5. Enable an identity protection strategy:
Multi-Factor Authentication (MFA) is a way to authenticate users with more than one method of verification, whereby it adds a second level of encryption to prevent unauthorised users from signing in and helps to safeguard any user or corporate data. Through Azure’s Active Directory, customers can access Single Sign-On (SSO) and Multi-Factor Authentication (MFA) that allows the user access to thousands of SaaS applications by signing in once on one single user account, as their login details remain the same everywhere they go.

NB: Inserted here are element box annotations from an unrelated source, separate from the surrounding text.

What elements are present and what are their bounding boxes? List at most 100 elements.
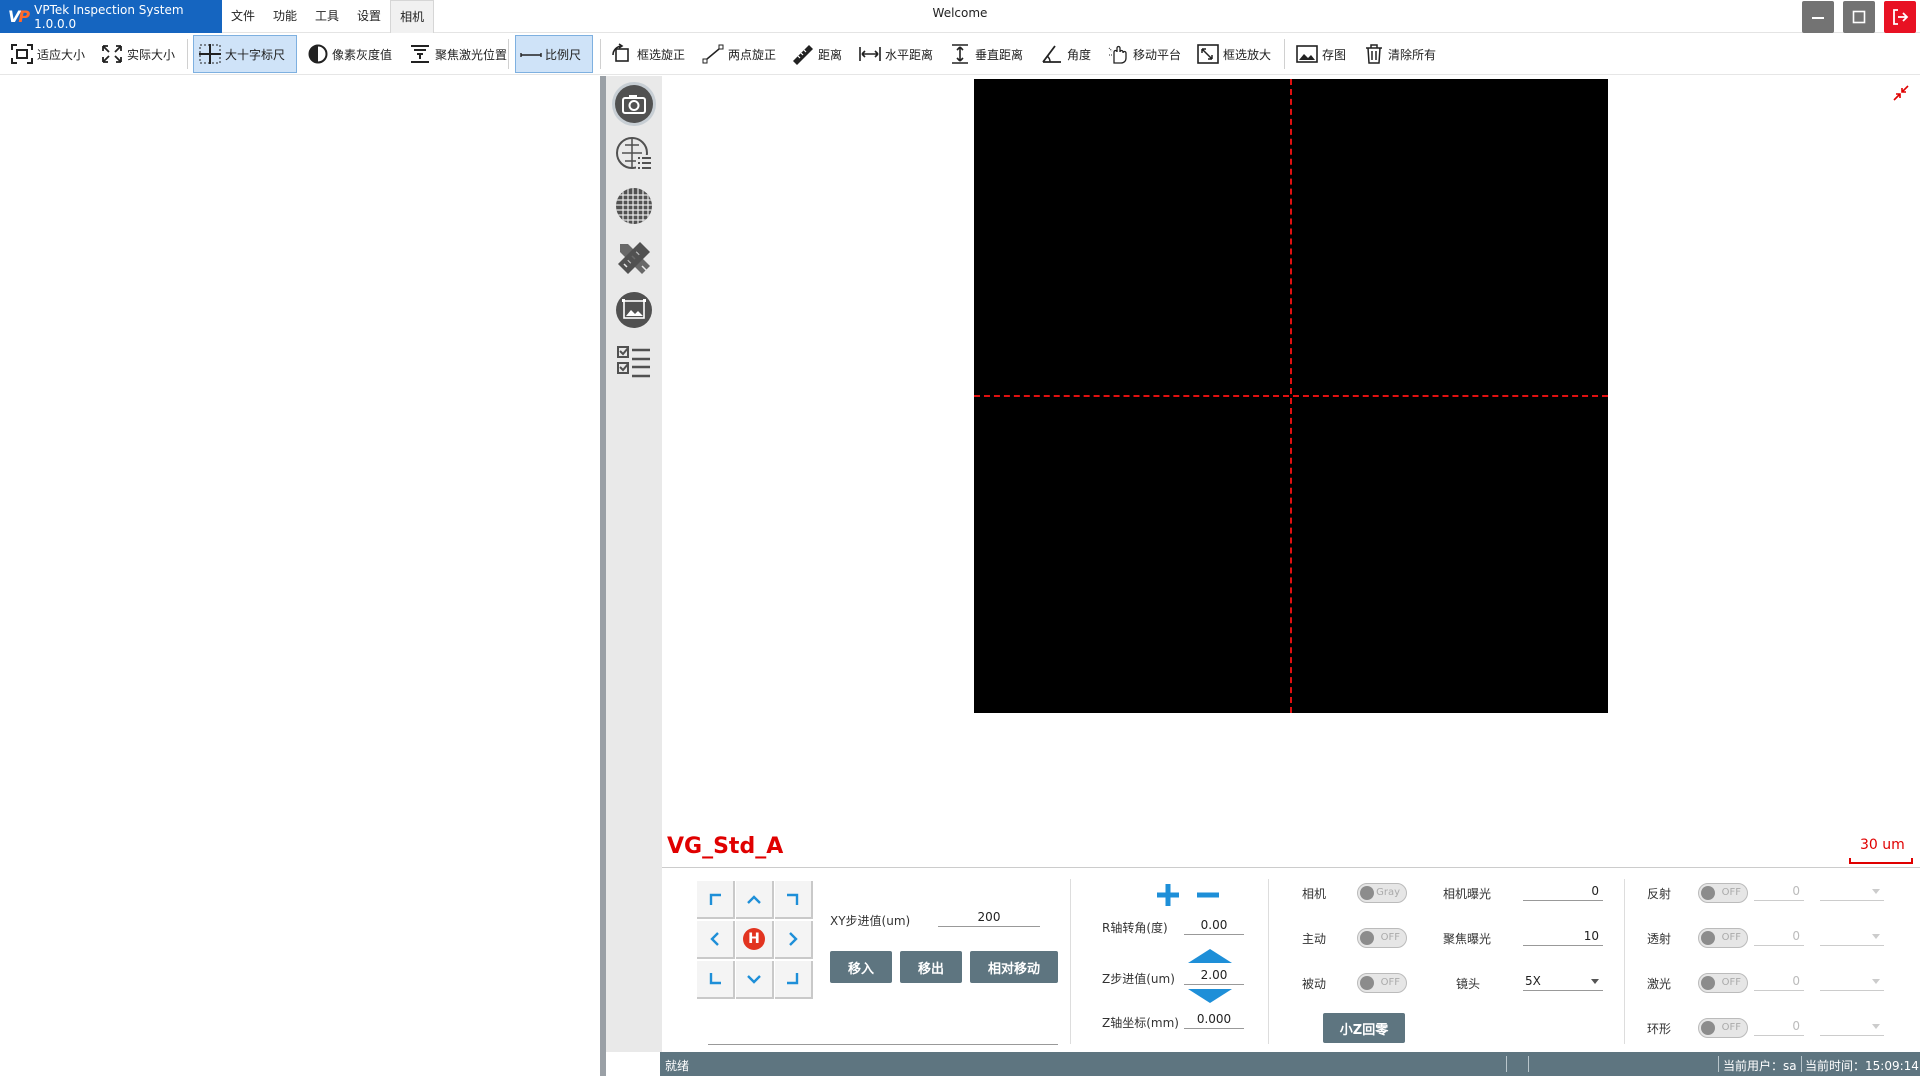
clear-all-button[interactable]: 清除所有 bbox=[1359, 35, 1440, 73]
status-separator bbox=[1718, 1056, 1719, 1072]
scale-ruler-button[interactable]: 比例尺 bbox=[515, 35, 593, 73]
laser-toggle[interactable]: OFF bbox=[1698, 973, 1748, 993]
dropdown-arrow-icon bbox=[1872, 889, 1880, 894]
minimize-button[interactable] bbox=[1802, 1, 1834, 33]
grid-button[interactable] bbox=[612, 184, 656, 228]
measure-tools-button[interactable] bbox=[612, 236, 656, 280]
move-up-right-button[interactable] bbox=[775, 881, 813, 919]
scale-bar bbox=[1849, 858, 1913, 864]
active-toggle-text: OFF bbox=[1380, 932, 1400, 943]
globe-list-icon bbox=[616, 137, 652, 171]
move-down-left-button[interactable] bbox=[697, 961, 735, 999]
move-up-left-button[interactable] bbox=[697, 881, 735, 919]
r-angle-input[interactable]: 0.00 bbox=[1184, 915, 1244, 935]
z-step-label: Z步进值(um) bbox=[1102, 972, 1175, 986]
menu-camera[interactable]: 相机 bbox=[390, 0, 435, 33]
z-step-input[interactable]: 2.00 bbox=[1184, 965, 1244, 985]
focus-laser-button[interactable]: 聚焦激光位置 bbox=[404, 35, 511, 73]
dropdown-arrow-icon bbox=[1591, 979, 1599, 984]
save-image-button[interactable]: 存图 bbox=[1291, 35, 1350, 73]
z-coord-label: Z轴坐标(mm) bbox=[1102, 1016, 1179, 1030]
move-down-right-button[interactable] bbox=[775, 961, 813, 999]
box-rotate-label: 框选旋正 bbox=[637, 47, 686, 62]
maximize-icon bbox=[1852, 10, 1866, 24]
maximize-button[interactable] bbox=[1843, 1, 1875, 33]
move-left-button[interactable] bbox=[697, 921, 735, 959]
two-point-rotate-button[interactable]: 两点旋正 bbox=[697, 35, 780, 73]
menu-function[interactable]: 功能 bbox=[264, 0, 306, 33]
image-viewer[interactable]: VG_Std_A 30 um bbox=[662, 76, 1920, 868]
active-toggle[interactable]: OFF bbox=[1357, 928, 1407, 948]
minus-icon[interactable] bbox=[1194, 881, 1222, 909]
v-distance-label: 垂直距离 bbox=[975, 47, 1024, 62]
image-gallery-button[interactable] bbox=[612, 288, 656, 332]
toolbar: 适应大小 实际大小 大十字标尺 像素灰度值 聚焦激光位置 比例尺 框选旋正 两点… bbox=[0, 33, 1920, 75]
box-zoom-button[interactable]: 框选放大 bbox=[1192, 35, 1275, 73]
ring-toggle-text: OFF bbox=[1721, 1022, 1741, 1033]
app-name: VPTek Inspection System 1.0.0.0 bbox=[34, 2, 184, 31]
globe-list-button[interactable] bbox=[612, 133, 656, 177]
transmit-toggle-text: OFF bbox=[1721, 932, 1741, 943]
chevron-down-icon bbox=[747, 975, 761, 984]
xy-step-input[interactable]: 200 bbox=[938, 907, 1040, 927]
toggle-knob bbox=[1701, 931, 1715, 945]
focus-exposure-input[interactable]: 10 bbox=[1523, 926, 1603, 946]
home-icon: H bbox=[743, 928, 765, 950]
crosshair-ruler-button[interactable]: 大十字标尺 bbox=[193, 35, 297, 73]
exit-button[interactable] bbox=[1884, 1, 1916, 33]
side-icon-bar bbox=[606, 76, 662, 1052]
h-distance-button[interactable]: 水平距离 bbox=[854, 35, 937, 73]
focus-laser-icon bbox=[411, 45, 429, 63]
move-in-button[interactable]: 移入 bbox=[830, 951, 892, 983]
home-button[interactable]: H bbox=[736, 921, 774, 959]
z-up-arrow-icon[interactable] bbox=[1186, 948, 1234, 964]
status-separator bbox=[1801, 1056, 1802, 1072]
checklist-icon bbox=[617, 346, 650, 378]
camera-view-button[interactable] bbox=[612, 82, 656, 126]
menu-file[interactable]: 文件 bbox=[222, 0, 264, 33]
toolbar-separator bbox=[600, 39, 601, 69]
transmit-toggle[interactable]: OFF bbox=[1698, 928, 1748, 948]
actual-size-button[interactable]: 实际大小 bbox=[96, 35, 179, 73]
title-bar: VP VPTek Inspection System 1.0.0.0 文件 功能… bbox=[0, 0, 1920, 33]
lens-select[interactable]: 5X bbox=[1523, 971, 1603, 991]
laser-label: 激光 bbox=[1647, 977, 1672, 991]
exit-icon bbox=[1893, 9, 1909, 25]
ring-select bbox=[1820, 1016, 1884, 1036]
z-down-arrow-icon[interactable] bbox=[1186, 988, 1234, 1004]
box-rotate-button[interactable]: 框选旋正 bbox=[606, 35, 689, 73]
menu-settings[interactable]: 设置 bbox=[348, 0, 390, 33]
move-right-button[interactable] bbox=[775, 921, 813, 959]
camera-image[interactable] bbox=[974, 79, 1608, 713]
ring-toggle[interactable]: OFF bbox=[1698, 1018, 1748, 1038]
pixel-gray-button[interactable]: 像素灰度值 bbox=[303, 35, 396, 73]
chevron-right-icon bbox=[789, 932, 798, 946]
collapse-icon[interactable] bbox=[1892, 84, 1910, 102]
fit-size-button[interactable]: 适应大小 bbox=[6, 35, 89, 73]
exposure-input[interactable]: 0 bbox=[1523, 881, 1603, 901]
move-up-button[interactable] bbox=[736, 881, 774, 919]
distance-button[interactable]: 距离 bbox=[787, 35, 846, 73]
move-out-button[interactable]: 移出 bbox=[900, 951, 962, 983]
relative-move-button[interactable]: 相对移动 bbox=[970, 951, 1058, 983]
camera-mode-toggle[interactable]: Gray bbox=[1357, 883, 1407, 903]
angle-button[interactable]: 角度 bbox=[1036, 35, 1095, 73]
move-platform-button[interactable]: 移动平台 bbox=[1102, 35, 1185, 73]
framed-image-icon bbox=[616, 292, 652, 328]
reflect-toggle-text: OFF bbox=[1721, 887, 1741, 898]
drop-icon bbox=[308, 44, 328, 64]
toggle-knob bbox=[1701, 1021, 1715, 1035]
crosshair-horizontal bbox=[974, 395, 1608, 397]
move-down-button[interactable] bbox=[736, 961, 774, 999]
plus-icon[interactable] bbox=[1154, 881, 1182, 909]
reflect-toggle[interactable]: OFF bbox=[1698, 883, 1748, 903]
laser-toggle-text: OFF bbox=[1721, 977, 1741, 988]
toggle-knob bbox=[1701, 886, 1715, 900]
menu-tools[interactable]: 工具 bbox=[306, 0, 348, 33]
passive-toggle[interactable]: OFF bbox=[1357, 973, 1407, 993]
fit-size-icon bbox=[11, 44, 33, 64]
recipe-name: VG_Std_A bbox=[667, 834, 784, 859]
checklist-button[interactable] bbox=[612, 341, 656, 385]
small-z-home-button[interactable]: 小Z回零 bbox=[1323, 1013, 1405, 1043]
v-distance-button[interactable]: 垂直距离 bbox=[944, 35, 1027, 73]
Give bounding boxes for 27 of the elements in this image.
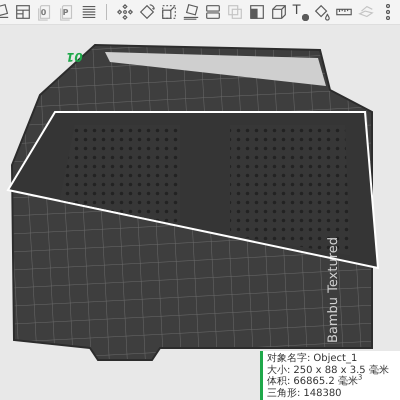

Instead of prompting for a password, users are automatically redirected to the directory for authentication, which helps to boost productivity.
With the rate of ransomware attacks growing at more than 350% every year, now is the time for customers to have the security in place to protect data both now and in the future from more sophisticated attacks. But SMBs simply do not have the resources in people, money or time, to adequately secure the business. Working with the right CSP, MSPs can leverage technical expertise and the pooled knowledge of Microsoft’s thousands of security experts operating collaboratively, that cannot be achieved with individual on-prem deployments.
The opinions expressed in this post belong to the individual contributors and do not necessarily reflect the views of Information Security Buzz.